Telle que le décrit Josèphe, l'histoire commence lors de la Cinquième guerre de Syrie, avec l'accord passé entre Antiochos III et Ptolémée V en 195 av. J.-C. qui laisse la Cœlé-Syrie à Antiochos et qui prévoit le mariage de Ptolémée avec Cléopâtre Ire, mariage célébré vers 194/193. Toute l'histoire se déroule donc sous la domination séleucide, mais elle cherche à mettre en évidence le rôle des Juifs auprès des Lagides. En fait, les quelques points d'ancrage historiques fournis par Josèphe sont difficilement compatibles d'une chronologie cohérente. Josèphe semble confondre les différents Ptolémée et son récit s'intègre mal dans la période séleucide. La saga familiale semble plutôt s'inscrire dans période plus large, allant des règnes de Ptolémée II et Ptolémée III, puis du passage de la Judée sous domination séleucide lors des guerres de Syrie. Plusieurs propositions ont été faites par les historiens pour replacer le récit dans un cadre chronologique, mais aucune n'est complètement satisfaisante compte tenu des incohérences et du récit embrouillé de Josèphe[5].

Le Ptolémée qui apparait au début du récit semble être Ptolémée V, puisqu'il épouse bien une Cléopâtre fille d'Antiochos III vers 194/193. Sauf que le grand prêtre Onias qui refuse de payer le tribut est manifestement Onias II, or celui-ci est déjà mort à cette période puisqu'il décède vers 220. Le Ptolémée serait donc plutôt Ptolémée III. On remarque alors une erreur puisque l'épouse de Ptolémée III s'appelait Bérénice et non pas Cléopâtre. D'ailleurs, si Hyrcan nait à la cour Ptolémée V après 195, il est beaucoup trop jeune pour ensuite être envoyé par son père à Alexandrie pour saluer la naissance de Ptolémée VI vers 185[5].

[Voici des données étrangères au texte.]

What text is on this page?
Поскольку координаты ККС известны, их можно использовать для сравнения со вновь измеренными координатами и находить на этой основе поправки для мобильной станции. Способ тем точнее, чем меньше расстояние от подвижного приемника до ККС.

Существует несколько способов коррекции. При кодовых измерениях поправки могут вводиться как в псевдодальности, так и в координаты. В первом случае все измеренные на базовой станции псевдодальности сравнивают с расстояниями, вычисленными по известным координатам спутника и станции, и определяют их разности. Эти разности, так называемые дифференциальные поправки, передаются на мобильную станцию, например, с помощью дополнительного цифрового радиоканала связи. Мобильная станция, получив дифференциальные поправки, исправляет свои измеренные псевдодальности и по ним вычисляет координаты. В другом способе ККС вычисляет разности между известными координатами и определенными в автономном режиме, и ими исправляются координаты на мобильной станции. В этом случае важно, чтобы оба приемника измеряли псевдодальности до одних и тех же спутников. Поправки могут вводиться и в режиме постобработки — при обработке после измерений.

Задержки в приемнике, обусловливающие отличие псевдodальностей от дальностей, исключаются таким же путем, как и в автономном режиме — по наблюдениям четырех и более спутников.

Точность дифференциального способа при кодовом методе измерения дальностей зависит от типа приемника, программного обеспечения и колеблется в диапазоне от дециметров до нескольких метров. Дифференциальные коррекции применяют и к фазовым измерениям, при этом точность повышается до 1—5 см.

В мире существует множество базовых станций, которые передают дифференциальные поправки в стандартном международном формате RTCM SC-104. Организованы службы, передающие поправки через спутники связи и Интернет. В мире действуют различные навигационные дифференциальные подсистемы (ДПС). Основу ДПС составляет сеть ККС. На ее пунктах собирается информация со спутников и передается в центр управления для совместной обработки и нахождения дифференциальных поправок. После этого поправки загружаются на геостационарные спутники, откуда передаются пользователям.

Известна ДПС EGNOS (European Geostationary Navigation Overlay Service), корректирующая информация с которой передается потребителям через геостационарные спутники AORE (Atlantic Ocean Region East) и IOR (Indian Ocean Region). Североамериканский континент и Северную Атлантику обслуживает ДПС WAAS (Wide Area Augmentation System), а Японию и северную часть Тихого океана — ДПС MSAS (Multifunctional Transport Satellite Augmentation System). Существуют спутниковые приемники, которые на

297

Pour tenter de concilier les différentes séquences du récit, on peut proposer différentes reconstructions[5] :

  • vers 220, pendant la grande prêtrise d'Onias II, Joseph est reçu à Memphis par Ptolémée III et Bérénice II. Il obtient la fonction de collecteur d'impôts pour la Judée.
  • en 200, après la victoire d'Antiochus III à Panion, la Judée passe sous domination séleucide.
  • en 195, Joseph obtient à nouveau la charge de collecteur d'impôts sous Ptolémée V et Cléopâtre Ire en vertu d'un accord passé avec Antiochus qui accorde le revenu de la Cœlé-Syrie à l’Égypte.
  • en 187, Séleucos IV succède à son père Antiochus. Hyrcan reste fidèle à l'Égypte.
  • en 185, Hyrcan est envoyé à Alexandrie pour la naissance de Ptolémée VI puis il se réfugie en Transjordanie. Joseph meurt (et Onias II est mort depuis longtemps)
  • en 175, Antiochus IV succède à son frère Séleucos. Mort d'Hyrcan.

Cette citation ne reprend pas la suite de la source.